Group wants to restore North Skunk River bridge
GRINNELL, Iowa (AP) A preservation group is working to restore an 1883 bridge on the North Skunk River that's been mostly washed out by floodwaters.
Julie Bowers has childhood memories of the McDowell Bridge. The 53-year-old celebrated milestones, including birthdays and weddings, at the wrought-iron structure that curved 120 feet across the river.
Bowers' nonprofit group is called the North Skunk River Greenbelt Association. Its goal is to ensure that what's left of the bridge will not be sold for scrap metal.
The group is working on a deal to buy the bridge and land around it.
In the past year, the group has received about $34,000 from 100 people. So far this year, a descendant of the McDowell family donated $20,000.
Dozen districts determine legislative control
DES MOINES, Iowa (AP) Candidates will compete in 125 legislative races this November, but control of the Statehouse will likely boil down to about a dozen contests.
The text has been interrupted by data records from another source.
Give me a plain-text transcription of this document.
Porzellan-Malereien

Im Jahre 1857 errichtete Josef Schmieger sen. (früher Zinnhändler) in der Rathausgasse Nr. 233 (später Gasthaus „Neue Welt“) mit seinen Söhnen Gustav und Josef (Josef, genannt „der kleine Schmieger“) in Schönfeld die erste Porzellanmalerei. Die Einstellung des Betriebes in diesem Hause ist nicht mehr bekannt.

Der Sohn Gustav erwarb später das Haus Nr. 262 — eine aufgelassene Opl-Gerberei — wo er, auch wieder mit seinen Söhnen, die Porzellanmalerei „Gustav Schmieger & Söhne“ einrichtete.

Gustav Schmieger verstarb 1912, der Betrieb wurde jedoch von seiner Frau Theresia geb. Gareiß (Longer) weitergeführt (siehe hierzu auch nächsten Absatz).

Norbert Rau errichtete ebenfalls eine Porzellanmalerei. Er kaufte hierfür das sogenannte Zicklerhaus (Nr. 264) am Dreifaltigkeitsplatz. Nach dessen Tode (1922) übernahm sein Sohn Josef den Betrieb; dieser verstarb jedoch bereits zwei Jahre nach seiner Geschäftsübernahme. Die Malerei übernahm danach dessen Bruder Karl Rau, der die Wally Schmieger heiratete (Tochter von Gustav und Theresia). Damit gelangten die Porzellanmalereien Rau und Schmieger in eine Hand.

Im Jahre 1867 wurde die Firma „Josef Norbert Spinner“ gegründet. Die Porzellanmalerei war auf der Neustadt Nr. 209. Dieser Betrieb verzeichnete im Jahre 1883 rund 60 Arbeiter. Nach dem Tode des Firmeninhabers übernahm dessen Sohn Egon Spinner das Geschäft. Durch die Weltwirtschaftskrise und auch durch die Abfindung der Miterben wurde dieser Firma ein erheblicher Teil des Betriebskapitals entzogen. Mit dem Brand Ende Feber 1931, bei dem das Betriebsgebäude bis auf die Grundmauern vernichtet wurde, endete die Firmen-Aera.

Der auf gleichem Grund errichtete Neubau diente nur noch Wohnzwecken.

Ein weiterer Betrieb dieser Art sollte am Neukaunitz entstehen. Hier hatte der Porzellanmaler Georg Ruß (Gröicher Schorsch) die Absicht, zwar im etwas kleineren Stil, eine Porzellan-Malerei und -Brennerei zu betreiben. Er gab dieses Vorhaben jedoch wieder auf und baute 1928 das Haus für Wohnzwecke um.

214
Legislative leaders say the winners of those races should determine which party wins control. Democrats now hold a 56-44 seat majority in the House and 32-18 seat edge in the Senate.
Most attention is on the House, where Republicans seem to have the best shot of gaining control. It would take a Republican tidal wave for the Democrats to lose their majority in the Senate.
In the House, where all 100 seats are on the ballot, the focus is on 16 seats where an incumbent isn't running. Some of those are in districts dominated by one of the parties, leaving about a dozen in play to both Democrats and Republicans.